A groundbreaking digital bridge has successfully restored communication between the brain and spinal cord, allowing a 38-year-old man with spinal cord injury to walk naturally. Swiss neuroscientists developed the wireless brain-spine interface. The technology, called WIMAGINE, records signals from the sensorimotor cortex and predicts intended movements. The system then delivers electrical stimulation to the nerves, enabling the participant to regain standing and walking abilities. The researchers published their findings in Nature.
A digital bridge to overcome paralysis
In a pioneering achievement, Swiss researchers have developed a “digital bridge” that re-establishes the communication between the brain and spinal cord, enabling a paralysed man to walk again. The innovative technology, called WIMAGINE, records electrocorticographic (ECoG) signals from the sensorimotor cortex of the brain. These signals represent the individual’s intention to move their lower limbs.
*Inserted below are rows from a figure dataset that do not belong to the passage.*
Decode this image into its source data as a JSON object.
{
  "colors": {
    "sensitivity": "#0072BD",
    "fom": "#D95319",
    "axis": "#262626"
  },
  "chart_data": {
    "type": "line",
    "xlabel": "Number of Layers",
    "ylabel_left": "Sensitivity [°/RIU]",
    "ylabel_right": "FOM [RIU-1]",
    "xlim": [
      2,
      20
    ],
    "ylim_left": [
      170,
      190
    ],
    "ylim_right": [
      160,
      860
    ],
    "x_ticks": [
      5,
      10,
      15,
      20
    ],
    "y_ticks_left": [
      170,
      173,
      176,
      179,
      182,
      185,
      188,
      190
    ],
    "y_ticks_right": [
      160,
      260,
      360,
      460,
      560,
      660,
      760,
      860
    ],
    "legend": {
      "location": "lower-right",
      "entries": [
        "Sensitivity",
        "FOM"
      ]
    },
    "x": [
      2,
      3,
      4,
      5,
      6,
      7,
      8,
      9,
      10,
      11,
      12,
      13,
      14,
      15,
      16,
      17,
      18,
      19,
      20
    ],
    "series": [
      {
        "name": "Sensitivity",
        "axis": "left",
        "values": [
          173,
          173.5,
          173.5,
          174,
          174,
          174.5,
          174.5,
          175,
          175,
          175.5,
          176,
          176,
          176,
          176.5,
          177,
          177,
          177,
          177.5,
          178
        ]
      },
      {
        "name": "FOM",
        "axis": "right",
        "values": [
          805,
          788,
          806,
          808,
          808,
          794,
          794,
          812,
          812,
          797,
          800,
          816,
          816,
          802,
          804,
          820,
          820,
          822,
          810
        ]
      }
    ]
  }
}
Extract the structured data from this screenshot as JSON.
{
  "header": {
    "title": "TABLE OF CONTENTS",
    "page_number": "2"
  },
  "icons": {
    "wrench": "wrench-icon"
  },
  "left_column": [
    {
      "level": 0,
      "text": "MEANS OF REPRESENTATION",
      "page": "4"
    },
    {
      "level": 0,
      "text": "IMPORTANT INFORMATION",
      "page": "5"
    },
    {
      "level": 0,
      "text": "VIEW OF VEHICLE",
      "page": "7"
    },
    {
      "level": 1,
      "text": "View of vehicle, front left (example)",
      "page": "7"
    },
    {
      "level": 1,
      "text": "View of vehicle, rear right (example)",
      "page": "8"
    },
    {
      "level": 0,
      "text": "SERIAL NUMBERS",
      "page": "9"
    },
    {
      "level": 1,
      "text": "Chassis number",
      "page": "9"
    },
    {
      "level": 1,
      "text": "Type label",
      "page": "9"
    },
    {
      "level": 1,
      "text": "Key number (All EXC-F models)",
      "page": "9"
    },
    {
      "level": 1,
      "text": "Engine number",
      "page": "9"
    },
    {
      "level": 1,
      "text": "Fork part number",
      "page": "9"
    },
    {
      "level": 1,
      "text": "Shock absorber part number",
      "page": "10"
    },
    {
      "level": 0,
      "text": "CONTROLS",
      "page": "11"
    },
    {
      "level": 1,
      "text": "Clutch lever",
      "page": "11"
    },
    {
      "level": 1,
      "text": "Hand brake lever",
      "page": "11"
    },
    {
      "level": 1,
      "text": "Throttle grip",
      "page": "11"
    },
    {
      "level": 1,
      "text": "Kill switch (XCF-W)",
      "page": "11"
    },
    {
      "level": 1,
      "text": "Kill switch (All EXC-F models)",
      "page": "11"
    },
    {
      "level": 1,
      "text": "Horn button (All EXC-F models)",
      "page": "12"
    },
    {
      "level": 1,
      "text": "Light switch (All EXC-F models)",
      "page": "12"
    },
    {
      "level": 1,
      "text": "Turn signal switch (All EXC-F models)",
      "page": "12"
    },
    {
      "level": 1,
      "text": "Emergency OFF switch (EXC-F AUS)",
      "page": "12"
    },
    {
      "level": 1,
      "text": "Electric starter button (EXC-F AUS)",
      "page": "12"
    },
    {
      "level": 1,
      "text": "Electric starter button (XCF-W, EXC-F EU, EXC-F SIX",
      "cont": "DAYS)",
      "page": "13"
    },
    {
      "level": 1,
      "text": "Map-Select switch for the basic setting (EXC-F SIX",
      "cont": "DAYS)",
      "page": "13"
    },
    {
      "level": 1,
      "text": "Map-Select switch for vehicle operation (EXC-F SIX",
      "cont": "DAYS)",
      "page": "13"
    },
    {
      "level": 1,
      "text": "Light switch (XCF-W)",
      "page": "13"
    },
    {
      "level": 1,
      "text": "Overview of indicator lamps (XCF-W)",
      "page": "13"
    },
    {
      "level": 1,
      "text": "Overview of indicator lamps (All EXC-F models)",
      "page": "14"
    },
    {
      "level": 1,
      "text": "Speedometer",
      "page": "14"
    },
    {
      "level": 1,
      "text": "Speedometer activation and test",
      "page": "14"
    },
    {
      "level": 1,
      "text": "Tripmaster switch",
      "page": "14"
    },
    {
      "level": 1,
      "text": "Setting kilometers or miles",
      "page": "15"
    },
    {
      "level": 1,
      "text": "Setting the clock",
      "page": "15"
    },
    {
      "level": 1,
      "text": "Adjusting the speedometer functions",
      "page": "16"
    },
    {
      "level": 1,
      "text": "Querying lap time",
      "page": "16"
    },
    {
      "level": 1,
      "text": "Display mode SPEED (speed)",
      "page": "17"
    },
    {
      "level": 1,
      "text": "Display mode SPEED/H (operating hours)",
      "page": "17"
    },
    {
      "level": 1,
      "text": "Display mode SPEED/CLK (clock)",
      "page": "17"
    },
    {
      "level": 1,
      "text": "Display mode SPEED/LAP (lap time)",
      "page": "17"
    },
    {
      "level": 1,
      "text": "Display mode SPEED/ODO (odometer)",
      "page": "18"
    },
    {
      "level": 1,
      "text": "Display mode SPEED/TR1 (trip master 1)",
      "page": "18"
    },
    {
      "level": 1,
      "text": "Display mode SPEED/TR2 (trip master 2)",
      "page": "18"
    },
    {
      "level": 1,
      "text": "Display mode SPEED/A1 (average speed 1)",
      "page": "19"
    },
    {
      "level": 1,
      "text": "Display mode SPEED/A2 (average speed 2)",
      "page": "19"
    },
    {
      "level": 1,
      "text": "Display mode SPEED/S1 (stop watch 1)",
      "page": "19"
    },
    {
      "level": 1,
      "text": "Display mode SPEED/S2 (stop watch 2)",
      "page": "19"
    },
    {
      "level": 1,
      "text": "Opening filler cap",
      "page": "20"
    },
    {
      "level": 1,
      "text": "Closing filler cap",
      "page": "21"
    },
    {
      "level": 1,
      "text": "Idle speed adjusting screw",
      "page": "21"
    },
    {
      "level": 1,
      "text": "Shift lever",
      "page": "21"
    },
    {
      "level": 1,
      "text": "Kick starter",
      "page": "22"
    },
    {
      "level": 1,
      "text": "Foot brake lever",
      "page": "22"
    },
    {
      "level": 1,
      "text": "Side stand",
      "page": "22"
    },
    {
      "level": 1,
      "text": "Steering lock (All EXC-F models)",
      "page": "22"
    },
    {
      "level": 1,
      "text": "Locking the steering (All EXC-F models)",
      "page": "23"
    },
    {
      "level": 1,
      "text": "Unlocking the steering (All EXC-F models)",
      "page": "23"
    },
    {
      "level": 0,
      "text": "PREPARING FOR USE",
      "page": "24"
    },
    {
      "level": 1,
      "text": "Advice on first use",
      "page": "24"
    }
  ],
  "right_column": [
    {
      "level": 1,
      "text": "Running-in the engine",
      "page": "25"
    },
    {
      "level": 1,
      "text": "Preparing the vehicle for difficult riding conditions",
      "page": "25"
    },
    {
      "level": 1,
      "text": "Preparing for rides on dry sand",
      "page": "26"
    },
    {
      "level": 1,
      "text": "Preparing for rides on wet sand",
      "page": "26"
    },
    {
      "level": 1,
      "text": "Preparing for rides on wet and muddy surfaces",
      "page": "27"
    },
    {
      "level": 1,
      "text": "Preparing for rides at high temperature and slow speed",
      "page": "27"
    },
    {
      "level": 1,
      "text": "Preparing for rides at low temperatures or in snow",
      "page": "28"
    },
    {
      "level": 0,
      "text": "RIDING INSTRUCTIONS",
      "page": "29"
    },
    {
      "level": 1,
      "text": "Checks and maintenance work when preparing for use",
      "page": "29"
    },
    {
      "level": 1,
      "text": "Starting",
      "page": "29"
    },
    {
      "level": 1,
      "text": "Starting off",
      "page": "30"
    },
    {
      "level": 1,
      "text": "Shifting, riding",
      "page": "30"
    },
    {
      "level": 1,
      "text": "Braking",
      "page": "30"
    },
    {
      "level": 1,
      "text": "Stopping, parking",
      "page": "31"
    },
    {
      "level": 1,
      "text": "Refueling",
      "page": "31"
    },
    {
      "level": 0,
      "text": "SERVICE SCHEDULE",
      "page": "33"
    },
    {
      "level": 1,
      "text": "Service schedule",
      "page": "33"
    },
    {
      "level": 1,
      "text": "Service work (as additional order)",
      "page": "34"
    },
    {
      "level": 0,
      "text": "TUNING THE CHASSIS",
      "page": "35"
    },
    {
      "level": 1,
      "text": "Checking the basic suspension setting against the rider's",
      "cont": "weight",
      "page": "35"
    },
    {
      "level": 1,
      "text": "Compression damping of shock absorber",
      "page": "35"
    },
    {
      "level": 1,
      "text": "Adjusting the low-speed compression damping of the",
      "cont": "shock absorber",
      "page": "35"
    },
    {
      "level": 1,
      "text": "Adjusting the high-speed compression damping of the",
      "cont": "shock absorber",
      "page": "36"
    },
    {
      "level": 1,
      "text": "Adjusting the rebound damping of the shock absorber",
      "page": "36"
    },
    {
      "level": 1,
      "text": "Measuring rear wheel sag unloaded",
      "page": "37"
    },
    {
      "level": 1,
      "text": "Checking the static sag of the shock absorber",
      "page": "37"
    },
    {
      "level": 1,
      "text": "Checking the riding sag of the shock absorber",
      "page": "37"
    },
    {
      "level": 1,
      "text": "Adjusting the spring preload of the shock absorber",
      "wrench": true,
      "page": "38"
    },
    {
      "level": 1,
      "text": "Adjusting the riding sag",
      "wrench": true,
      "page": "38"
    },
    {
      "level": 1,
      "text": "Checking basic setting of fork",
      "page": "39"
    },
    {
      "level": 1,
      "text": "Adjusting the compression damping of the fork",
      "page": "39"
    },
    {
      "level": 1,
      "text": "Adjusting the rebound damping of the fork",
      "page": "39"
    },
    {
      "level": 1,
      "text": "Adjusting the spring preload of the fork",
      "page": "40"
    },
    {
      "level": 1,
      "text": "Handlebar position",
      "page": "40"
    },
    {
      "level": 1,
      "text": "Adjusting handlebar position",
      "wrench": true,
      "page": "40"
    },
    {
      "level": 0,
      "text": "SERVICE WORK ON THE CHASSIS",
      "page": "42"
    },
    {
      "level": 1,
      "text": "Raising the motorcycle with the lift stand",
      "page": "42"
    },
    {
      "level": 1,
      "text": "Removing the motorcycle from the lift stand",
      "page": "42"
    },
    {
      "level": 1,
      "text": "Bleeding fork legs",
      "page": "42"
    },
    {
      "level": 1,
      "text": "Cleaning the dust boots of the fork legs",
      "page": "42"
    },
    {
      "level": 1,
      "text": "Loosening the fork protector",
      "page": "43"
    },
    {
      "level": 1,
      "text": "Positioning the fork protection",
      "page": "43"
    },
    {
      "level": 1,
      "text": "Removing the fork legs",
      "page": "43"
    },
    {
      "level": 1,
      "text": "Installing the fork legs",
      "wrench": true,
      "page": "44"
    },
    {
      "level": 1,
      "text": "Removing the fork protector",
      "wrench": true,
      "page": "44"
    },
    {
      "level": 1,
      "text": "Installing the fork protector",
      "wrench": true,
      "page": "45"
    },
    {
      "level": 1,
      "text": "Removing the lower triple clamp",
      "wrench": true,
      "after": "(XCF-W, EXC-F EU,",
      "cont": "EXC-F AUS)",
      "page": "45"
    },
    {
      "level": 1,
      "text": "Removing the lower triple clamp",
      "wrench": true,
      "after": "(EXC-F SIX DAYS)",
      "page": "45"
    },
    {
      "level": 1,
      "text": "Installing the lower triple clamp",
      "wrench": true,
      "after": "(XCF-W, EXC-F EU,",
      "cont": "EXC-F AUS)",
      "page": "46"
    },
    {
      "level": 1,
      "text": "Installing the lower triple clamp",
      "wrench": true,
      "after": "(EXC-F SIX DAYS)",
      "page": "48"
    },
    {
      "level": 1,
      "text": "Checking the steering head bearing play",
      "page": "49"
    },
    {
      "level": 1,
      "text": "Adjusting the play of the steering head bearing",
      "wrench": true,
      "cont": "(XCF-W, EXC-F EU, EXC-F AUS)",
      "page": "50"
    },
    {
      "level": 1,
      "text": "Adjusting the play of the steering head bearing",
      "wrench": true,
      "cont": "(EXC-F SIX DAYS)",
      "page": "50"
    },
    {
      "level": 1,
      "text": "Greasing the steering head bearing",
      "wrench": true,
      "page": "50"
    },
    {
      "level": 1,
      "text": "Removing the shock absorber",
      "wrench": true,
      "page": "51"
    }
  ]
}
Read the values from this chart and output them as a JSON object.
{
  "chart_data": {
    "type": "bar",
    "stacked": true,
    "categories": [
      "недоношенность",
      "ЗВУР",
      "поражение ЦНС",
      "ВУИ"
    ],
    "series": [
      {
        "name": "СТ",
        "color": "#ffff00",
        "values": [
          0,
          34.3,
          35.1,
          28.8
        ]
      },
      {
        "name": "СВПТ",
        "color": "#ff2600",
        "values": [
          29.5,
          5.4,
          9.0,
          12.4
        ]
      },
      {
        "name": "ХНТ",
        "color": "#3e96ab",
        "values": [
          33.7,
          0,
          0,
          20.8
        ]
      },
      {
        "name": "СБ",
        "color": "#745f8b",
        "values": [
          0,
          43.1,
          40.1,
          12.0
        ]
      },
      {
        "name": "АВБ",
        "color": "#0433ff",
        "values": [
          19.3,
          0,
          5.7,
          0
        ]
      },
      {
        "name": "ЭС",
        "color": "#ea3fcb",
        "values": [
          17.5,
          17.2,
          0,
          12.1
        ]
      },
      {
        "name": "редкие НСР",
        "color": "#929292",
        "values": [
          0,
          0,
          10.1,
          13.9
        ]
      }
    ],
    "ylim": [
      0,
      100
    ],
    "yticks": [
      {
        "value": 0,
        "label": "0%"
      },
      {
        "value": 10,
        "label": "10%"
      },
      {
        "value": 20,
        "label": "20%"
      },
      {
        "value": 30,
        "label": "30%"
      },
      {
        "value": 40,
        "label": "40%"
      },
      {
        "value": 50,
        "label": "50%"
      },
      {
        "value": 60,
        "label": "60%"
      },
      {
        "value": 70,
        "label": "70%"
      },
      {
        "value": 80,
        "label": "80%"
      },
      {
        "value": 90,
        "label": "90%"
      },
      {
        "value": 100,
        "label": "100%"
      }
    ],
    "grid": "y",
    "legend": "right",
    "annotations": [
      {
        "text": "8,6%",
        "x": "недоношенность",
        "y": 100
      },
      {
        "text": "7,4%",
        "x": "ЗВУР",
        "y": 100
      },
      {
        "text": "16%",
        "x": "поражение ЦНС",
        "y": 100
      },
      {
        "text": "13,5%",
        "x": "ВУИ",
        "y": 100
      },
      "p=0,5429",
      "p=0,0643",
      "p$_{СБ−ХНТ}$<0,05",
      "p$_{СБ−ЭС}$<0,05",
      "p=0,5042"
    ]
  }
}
The system then processes these signals into real-time commands that are sent wirelessly to the lumbosacral spinal cord. By delivering electrical stimulation to the targeted nerves, the technology allows the individual to regain standing and walking capabilities.
Regaining control and independence
Gert-Jan Oskam, who was paralysed in a cycling accident in 2011, has been able to climb stairs and walk over 100 meters post-operation using the brain-spine interface. Oskam’s thoughts are captured by the system which translates them into spinal cord stimulation, allowing for voluntary leg movements.
The implant allows for more natural movements, initiated and controlled by thought, unlike previous systems that used computer signals to recreate rhythmic steps, resulting in robotic movements triggered by a button or sensor. Prof Grégoire Courtine, from the Swiss Federal Institute of Technology in Lausanne, highlights the success of the digital bridge in restoring more natural and adaptive control of standing and walking for people with paralysis due to spinal cord injury.
Rehabilitation and recovery
Following over 40 training sessions, Oskam has regained some control of his legs even when the device is switched off. The researchers believe that the brain-spine reconnection facilitated by the digital bridge helps regenerate spinal nerves, recovering lost control.
While the work is still in its early stages, the researchers hope that in the future, miniaturised devices will help stroke patients and paralysed individuals walk, move their arms and hands, and control their bladder, which is often affected by spinal injuries.
Funding and awards
ONWARD Medical N.V., the medical technology company behind the development of WIMAGINE, has received a second subsidy from the European Innovation Council (EIC) to support the improvement of the Brain-Computer Interface (BCI) technology for individuals with spinal cord injuries. In 2016 Onward Medical NV, then know as G-Therapeutics, won the Innovation Origins Gerard & Anton Award.